Maisons de retraite / EHPAD : conséquences de l’application du décret n° 2016-1814 du 21 décembre 2016 et de l’interruption brutale des contrats aidés

Monsieur André CHASSAIGNE interroge Madame la Ministre des Solidarités et de la Santé sur les conséquences pour les maisons de retraite de l’application du décret n° 2016-1814 du 21 décembre 2016 et de l’interruption brutale des contrats aidés.

A la suite du vote de la loi relative à l’adoption de la société au vieillissement, le décret n° 2016-1814 du 21 décembre 2016 a réformé la tarification des maisons de retraite. L’application de ce décret va entraîner, selon la Fédération hospitalière de France, une baisse de 200 millions d’euros de dotations annuelles allouées aux maisons de retraite. L’association des directeurs de maisons de retraite et services à domicile (AD-PA) en demande l’abrogation : plus de 3000 établissements d’hébergement pour personnes âgées et dépendantes seraient en effet impactés par cette mesure. Le syndicat CGT Santé et Action Sociale du Puyde-Dôme a évalué les conséquences sur les EHPAD du département : pour exemple, des établissements de taille moyenne, avec une centaine de lits, subiront une restriction budgétaire d’environ 170 000 €.

Cette diminution des recettes va aggraver les difficultés financières des établissements.
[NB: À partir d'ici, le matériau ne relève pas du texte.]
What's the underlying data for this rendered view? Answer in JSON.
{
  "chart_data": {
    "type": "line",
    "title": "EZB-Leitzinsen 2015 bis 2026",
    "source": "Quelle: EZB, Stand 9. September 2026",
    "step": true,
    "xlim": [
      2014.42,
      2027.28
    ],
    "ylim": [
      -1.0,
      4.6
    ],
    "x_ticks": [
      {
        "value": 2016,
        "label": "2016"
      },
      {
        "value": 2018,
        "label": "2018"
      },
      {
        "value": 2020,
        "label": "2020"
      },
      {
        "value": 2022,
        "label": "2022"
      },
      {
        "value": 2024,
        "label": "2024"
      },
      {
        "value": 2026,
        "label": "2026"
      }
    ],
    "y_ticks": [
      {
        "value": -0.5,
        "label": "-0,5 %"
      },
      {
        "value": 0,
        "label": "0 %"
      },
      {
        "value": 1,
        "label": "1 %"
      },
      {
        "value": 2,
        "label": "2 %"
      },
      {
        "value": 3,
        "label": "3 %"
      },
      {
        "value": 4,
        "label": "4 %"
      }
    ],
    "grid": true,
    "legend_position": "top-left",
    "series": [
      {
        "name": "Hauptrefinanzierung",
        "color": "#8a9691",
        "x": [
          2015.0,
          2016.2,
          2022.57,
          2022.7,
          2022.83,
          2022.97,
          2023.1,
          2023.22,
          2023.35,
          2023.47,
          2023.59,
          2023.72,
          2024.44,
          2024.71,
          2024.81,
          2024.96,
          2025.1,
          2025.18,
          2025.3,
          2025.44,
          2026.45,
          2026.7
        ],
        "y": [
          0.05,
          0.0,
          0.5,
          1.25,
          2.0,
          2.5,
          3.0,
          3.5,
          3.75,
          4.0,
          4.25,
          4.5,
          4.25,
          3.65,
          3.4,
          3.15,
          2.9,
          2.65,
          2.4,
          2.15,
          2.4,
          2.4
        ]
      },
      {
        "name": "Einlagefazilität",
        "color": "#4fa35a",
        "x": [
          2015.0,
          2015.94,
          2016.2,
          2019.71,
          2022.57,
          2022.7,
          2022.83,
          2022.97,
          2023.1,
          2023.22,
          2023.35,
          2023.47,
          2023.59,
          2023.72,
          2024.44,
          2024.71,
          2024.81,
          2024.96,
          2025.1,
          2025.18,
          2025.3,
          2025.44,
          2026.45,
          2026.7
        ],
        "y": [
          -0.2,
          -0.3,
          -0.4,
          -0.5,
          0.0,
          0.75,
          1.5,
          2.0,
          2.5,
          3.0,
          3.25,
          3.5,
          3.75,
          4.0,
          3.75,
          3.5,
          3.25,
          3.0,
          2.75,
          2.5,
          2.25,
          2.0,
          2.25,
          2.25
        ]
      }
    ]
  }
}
Elle entraînera inéluctablement la hausse des tarifs d’hébergement, la diminution des prestations (ergothérapie, animations, etc…) et de nombreuses suppressions d’emplois. Quoi qu’il en soit, elle pénalisera les résidents alors que beaucoup sont déjà touchés par la hausse de la contribution sociale généralisée (CSG).
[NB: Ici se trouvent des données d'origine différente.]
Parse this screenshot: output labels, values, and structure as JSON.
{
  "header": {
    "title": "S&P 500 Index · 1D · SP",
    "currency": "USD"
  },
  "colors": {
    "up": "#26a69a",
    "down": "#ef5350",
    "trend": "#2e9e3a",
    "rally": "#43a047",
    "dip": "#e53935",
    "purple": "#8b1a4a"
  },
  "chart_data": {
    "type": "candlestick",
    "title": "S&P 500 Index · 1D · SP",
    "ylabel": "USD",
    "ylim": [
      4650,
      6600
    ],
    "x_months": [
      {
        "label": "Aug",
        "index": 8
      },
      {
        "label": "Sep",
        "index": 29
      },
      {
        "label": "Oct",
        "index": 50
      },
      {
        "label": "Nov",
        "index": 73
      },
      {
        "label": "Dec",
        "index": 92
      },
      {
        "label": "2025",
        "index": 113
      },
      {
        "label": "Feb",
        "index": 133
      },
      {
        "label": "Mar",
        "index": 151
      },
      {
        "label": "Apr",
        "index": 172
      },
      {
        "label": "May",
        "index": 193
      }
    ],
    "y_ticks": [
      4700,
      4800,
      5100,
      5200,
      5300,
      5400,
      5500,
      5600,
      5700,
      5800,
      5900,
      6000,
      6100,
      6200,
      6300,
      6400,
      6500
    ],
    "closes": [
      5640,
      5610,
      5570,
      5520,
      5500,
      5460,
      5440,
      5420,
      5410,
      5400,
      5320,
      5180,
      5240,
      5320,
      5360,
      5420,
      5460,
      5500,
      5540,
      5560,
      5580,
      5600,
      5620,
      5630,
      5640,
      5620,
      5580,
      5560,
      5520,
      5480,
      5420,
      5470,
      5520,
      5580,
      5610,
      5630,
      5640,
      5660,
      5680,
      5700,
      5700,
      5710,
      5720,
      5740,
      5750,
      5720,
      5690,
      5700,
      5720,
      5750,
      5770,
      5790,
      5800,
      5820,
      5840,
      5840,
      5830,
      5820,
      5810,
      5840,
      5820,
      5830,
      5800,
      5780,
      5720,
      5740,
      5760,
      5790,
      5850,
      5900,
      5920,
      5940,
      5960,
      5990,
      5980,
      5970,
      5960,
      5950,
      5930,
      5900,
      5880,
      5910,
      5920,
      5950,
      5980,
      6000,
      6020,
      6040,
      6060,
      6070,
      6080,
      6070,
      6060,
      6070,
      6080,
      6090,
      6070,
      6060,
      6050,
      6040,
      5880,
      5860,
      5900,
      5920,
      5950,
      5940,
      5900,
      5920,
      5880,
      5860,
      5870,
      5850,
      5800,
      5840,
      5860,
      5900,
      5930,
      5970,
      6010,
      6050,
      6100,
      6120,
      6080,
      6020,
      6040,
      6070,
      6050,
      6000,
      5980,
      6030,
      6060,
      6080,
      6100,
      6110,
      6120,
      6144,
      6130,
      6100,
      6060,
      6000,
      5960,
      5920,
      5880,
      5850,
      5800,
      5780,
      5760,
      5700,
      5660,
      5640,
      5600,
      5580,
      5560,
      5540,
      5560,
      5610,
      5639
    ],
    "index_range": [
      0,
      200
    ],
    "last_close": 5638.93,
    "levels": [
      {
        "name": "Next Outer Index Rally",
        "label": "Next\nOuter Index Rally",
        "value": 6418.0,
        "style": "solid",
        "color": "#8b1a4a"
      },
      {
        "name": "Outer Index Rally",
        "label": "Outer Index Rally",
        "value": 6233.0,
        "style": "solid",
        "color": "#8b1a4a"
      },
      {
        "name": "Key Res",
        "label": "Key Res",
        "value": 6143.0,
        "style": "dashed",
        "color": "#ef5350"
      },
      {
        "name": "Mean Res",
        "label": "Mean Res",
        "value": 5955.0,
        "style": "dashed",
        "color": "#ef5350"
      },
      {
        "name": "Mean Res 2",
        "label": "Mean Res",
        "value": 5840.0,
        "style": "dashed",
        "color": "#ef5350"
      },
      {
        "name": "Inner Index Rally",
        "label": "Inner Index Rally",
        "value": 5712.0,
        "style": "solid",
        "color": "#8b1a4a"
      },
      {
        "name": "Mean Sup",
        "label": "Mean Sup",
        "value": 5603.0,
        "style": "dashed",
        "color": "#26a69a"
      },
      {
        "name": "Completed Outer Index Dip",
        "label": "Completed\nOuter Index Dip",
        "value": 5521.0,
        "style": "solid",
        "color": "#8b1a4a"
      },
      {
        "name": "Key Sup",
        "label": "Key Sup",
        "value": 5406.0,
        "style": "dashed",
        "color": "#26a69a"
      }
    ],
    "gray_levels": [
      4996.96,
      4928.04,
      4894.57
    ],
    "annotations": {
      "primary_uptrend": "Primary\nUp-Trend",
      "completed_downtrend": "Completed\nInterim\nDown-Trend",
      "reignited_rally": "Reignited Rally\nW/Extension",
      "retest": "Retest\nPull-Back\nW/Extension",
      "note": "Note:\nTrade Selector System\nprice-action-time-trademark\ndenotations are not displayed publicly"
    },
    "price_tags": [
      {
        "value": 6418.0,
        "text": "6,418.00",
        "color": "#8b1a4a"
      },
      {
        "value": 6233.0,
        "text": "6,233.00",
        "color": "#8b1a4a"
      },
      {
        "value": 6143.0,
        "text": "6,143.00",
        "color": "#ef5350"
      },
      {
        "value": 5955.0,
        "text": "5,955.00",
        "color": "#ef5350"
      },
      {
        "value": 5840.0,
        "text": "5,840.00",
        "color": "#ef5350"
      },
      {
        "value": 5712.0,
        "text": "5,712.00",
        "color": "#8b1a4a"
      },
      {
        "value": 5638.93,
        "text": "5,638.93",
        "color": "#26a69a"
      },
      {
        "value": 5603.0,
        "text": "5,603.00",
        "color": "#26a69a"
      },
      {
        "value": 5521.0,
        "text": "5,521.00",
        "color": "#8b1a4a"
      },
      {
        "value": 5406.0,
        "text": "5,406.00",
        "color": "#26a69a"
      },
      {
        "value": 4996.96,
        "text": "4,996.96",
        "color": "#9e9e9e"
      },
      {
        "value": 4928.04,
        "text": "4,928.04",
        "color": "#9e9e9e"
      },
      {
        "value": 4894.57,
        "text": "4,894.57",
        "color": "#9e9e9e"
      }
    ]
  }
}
De plus, ces établissements sont également impactés par la décision brutale de geler ou non renouveler les contrats aidés, engendrant une réduction importante du personnel et laissant sans solution des personnes qui espéraient un contrat et une formation. Certes, ces emplois sont des palliatifs à faire évoluer, mais ils contribuent depuis des années à améliorer la qualité de l’accueil et permettent de limiter la dégradation des conditions de travail des personnels. Pour les établissements, ils sont aussi un vivier de recrutement avec, parfois, la perspective d’un emploi pérenne après la formation.

André Chassaigne demande à Madame la Ministre l’abrogation du décret n° 2016-1814 et son intervention au sein du gouvernement pour revenir sur la suppression brutale des contrats aidés. Il demande la mise en chantier d’un projet de loi relatif à la prise en charge de l’autonomie par une protection sociale élargie et des financements collectifs et solidaires.